How to Prevent that Awful Wet Dog Smell
Dogs love to spend time outside and sometimes they come home with that awful wet dog smell. The causes are usually natural, but it could also be from an infection.
Bacteria are the main cause of odor
Animals’ fur isn’t so different from human skin and organs because thousands of bacteria and fungi live in it. When your dog’s fur is dry, the bacteria and fungi momentarily stop growing.
When dogs get wet, the water molecules unleash small, volatile compounds that cause the bad smell that everyone is very familiar with. Don’t worry if you smell it because these totally natural microorganisms stay on your dog during his entire life.
The smell they give off is also partly caused by the natural grease that covers their fur, which is what makes it so naturally strong and shiny. The other places where the smell is strongest are around the ears, paws, and anus, where they have secretion glands.
Tips and habits that can help you prevent that bad smell
So, this wet dog smell is something that all dogs give off naturally. It’s also extremely hard to make it completely get rid of it. However, there are some cleaning habits you can learn about to keep your dog from passing the bad smell on to your clothes and house.
- Clean your dog’s paws. This will reduce the wet dog smell and keep your house free of germs and mud. Keep a rag or towel by the entrance so your dog doesn’t get the whole house dirty.
- Put your dog straight into the shower. You will have problem carrying your dog if it’s small. If you have a large-sized dog, then you should clean his paws first. It’s also good to use a special dog shampoo that won’t cause any skin problems.
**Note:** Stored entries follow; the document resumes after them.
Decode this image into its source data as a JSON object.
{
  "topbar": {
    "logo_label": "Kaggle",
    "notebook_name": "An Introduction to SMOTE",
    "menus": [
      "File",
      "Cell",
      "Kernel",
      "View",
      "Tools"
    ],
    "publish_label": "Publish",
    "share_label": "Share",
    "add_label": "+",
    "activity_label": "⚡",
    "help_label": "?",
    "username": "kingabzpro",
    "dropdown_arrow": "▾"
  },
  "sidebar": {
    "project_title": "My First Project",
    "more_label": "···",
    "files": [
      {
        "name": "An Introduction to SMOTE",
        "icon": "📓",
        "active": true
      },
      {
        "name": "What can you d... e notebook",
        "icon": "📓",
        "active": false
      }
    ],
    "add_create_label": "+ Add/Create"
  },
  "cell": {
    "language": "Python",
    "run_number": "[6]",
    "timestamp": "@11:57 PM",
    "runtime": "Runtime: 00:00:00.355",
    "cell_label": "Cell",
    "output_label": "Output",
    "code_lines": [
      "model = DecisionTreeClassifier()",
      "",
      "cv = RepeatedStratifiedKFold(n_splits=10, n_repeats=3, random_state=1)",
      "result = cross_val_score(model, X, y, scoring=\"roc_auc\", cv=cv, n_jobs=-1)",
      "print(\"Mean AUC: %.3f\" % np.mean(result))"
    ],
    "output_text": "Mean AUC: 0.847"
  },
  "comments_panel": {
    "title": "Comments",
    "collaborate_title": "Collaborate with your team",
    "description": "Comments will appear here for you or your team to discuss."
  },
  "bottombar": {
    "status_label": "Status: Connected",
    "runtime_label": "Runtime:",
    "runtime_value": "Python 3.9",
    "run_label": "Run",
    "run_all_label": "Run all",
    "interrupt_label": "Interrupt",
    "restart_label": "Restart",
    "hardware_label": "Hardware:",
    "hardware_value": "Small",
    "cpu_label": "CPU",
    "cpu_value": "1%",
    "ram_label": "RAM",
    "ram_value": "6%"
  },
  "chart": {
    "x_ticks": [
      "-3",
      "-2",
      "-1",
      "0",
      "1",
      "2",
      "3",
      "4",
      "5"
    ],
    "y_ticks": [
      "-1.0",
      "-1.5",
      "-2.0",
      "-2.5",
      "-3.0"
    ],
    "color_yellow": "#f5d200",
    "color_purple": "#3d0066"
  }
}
- Brush your dog on a regular basis. This is another way to maintain the good hygiene of your dog’s skin and fur. It’s not good to bathe dogs frequently, so this is a good way to get rid of the dirtiness and germs.
Apple cider vinegar is a natural disinfectant that takes care of your dog’s skin and also gets rid of unpleasant odors. If you mix about one cup of this with your dog’s normal shampoo, it will help reduce the smell and keep it from coming back.
Your dog’s smell is a reflection of his health
Not all the smells dogs give off are natural. Your dog might be sick if you notice him having a stronger or longer-lasting smell than usual, and a more reserved, distant behavior.
Here are the most common diseases that are related to bad smell:
- Otitis. As mentioned above, there are glands located near your dog’s ears that play a part in his natural odor. An ear infection can cause other secretions that make this odor stronger, so it’s good to keep his ears clean and under control.
- An oral infection from plaque. Your dog’s breath can also give off a certain intense odor. If it smells like acetone or ammonia, then that might be a sign of an oral infection, which means you need to take you dog to the vet.
- Any unusual secretion from the areas around the eyes, mouth, nose, or reproductive organs has a direct impact on a dog’s smell. Paying close attention to your dog can help prevent any disease from developing and keep him clean and healthy.